PVC and high density polyethylene are the two major thermoplastic materials used in the manufacture of piping systems for water supply and related applications. In India, rigid PVC (unplasticised) pipes upto 315 mm dia. and high density polyethylene pipes upto 400 mm dia. are produced alongwith matching fittings conforming to relevant Indian Standard specifications. Low density polyethylene overhead storage tanks of upto a capacity of 10,000 litres have been successfully produced and marketed in India. Plastic tanks are corrosion resistant and since these are light weight (a 10,000 litre polyethylene water tank would weights only 50 Kg.), their transportation and installation are much easier. There is certain lobby working against plastics and unfortunately, most of the governments, under their petroleum producing nations influence are trying to reduce the use of plastics.
A suitable replacement of timber could be found in sandwich type composite panels, using plastics foam as core and surfacing of conventional materials like aluminium, plywood, GRP, concrete and gypsum. These materials are lightweight and dimensionally stable, possess high strength to weight, ratio and excellent sound and thermal insulation, and incur low transportation and maintenance costs.

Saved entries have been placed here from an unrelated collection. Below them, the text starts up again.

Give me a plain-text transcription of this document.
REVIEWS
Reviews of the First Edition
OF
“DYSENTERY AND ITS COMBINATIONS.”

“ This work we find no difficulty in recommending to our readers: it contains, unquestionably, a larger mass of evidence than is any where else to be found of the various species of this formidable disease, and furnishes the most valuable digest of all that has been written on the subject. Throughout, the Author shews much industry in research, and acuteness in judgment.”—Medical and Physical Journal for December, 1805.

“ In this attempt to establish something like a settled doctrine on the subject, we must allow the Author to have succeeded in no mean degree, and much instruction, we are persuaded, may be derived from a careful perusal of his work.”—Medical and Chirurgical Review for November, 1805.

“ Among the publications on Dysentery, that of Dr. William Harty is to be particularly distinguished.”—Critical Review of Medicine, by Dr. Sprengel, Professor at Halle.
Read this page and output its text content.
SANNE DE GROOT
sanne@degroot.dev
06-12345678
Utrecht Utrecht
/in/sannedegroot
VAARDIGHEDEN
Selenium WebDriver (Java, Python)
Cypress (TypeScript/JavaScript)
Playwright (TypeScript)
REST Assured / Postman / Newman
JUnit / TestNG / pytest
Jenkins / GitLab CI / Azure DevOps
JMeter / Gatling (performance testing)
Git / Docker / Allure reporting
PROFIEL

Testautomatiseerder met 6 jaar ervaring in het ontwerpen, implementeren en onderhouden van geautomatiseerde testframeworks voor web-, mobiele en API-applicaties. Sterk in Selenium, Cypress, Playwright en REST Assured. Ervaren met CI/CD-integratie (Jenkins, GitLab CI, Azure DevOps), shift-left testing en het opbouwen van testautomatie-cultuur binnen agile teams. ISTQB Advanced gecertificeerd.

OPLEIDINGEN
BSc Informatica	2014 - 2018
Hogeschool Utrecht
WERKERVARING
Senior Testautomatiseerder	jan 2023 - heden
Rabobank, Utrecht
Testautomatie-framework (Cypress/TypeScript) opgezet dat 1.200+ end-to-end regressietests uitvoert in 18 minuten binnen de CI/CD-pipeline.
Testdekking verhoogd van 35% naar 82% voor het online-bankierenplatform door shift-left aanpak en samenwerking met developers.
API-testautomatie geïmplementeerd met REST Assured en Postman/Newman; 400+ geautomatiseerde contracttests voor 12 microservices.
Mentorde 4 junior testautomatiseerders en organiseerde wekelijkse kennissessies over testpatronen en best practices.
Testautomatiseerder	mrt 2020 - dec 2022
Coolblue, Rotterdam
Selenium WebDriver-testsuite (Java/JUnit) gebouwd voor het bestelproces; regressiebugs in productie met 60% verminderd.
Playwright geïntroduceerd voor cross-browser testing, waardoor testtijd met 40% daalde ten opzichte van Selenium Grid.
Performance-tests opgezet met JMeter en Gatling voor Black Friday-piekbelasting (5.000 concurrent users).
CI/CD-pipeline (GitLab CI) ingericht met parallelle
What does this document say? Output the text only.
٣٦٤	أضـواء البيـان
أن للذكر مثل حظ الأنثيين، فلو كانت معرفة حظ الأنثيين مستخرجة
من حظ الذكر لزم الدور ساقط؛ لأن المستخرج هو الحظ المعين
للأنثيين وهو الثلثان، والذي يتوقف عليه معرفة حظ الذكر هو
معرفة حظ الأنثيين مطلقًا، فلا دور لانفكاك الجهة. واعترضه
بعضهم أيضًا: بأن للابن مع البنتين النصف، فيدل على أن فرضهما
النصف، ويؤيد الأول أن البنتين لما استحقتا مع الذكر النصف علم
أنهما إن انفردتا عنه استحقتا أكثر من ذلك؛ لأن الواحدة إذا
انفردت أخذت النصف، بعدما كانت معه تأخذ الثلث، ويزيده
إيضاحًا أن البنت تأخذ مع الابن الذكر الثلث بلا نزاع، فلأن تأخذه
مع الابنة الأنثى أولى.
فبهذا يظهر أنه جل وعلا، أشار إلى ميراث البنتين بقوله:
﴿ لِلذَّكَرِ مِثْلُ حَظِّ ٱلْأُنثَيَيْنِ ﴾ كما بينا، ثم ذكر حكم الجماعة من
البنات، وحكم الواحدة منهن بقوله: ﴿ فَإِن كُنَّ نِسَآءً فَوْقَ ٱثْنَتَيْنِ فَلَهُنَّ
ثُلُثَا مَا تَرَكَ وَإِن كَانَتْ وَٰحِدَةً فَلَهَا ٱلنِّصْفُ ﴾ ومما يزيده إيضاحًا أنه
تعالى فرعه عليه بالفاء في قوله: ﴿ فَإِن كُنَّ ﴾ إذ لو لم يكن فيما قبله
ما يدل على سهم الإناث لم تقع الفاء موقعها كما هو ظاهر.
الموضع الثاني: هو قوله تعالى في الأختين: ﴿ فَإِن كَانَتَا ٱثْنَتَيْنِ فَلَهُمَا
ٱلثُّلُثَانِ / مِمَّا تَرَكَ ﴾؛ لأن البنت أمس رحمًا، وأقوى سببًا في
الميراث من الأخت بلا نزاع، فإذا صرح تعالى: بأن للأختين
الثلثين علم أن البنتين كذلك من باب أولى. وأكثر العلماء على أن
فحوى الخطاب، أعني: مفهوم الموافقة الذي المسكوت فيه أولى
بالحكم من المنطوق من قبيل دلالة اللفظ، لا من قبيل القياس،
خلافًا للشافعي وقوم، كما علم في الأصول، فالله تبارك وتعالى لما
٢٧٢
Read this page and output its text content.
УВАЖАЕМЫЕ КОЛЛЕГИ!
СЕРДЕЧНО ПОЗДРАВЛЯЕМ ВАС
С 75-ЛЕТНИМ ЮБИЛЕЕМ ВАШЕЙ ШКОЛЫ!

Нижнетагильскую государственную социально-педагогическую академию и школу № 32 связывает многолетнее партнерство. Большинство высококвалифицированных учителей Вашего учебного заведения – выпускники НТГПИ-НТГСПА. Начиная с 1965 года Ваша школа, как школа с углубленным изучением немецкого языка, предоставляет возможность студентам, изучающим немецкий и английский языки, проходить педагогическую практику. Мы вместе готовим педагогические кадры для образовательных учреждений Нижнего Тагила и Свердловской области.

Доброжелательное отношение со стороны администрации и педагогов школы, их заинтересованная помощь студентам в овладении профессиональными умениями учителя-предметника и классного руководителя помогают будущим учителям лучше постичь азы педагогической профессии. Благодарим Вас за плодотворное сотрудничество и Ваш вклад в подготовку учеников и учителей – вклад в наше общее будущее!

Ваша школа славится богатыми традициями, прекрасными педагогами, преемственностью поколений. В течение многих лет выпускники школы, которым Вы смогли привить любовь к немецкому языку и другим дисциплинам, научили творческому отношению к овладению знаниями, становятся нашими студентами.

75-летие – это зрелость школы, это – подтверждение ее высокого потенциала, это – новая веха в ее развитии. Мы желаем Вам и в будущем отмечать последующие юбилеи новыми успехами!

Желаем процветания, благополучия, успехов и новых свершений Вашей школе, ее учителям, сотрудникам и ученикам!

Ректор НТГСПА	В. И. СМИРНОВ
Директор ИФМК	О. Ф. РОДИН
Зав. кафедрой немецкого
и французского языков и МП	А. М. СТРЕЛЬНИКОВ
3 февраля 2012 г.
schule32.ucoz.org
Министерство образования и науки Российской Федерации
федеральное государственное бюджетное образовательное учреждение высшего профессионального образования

By mixing PVC with sawdust, a composite which can be easily extruded as doors and window frames and other profiles, has been developed. This has excellent dimensional stability and can be painted drilled and nailed like timber. Useful work has been carried out in the preparation of wood/plastic composites by high energy radiation induced polymerization. The se developments could go a long way towards finding appropriate substitutes of scarce primary species of timber.
Sand Lime Bricks
Autoclaved calcium silicate bricks popularly known as sand lime bricks were invented by Van Derburgh in England as far back as 1866. However, such bricks were first produced on a commercial scale only in 1898. Many buildings constructed with sand lime bricks in England, Germany, USA, USSR and Holland about 80 years ago are standing even today, indicating their excellent performance under natural weathering conditions.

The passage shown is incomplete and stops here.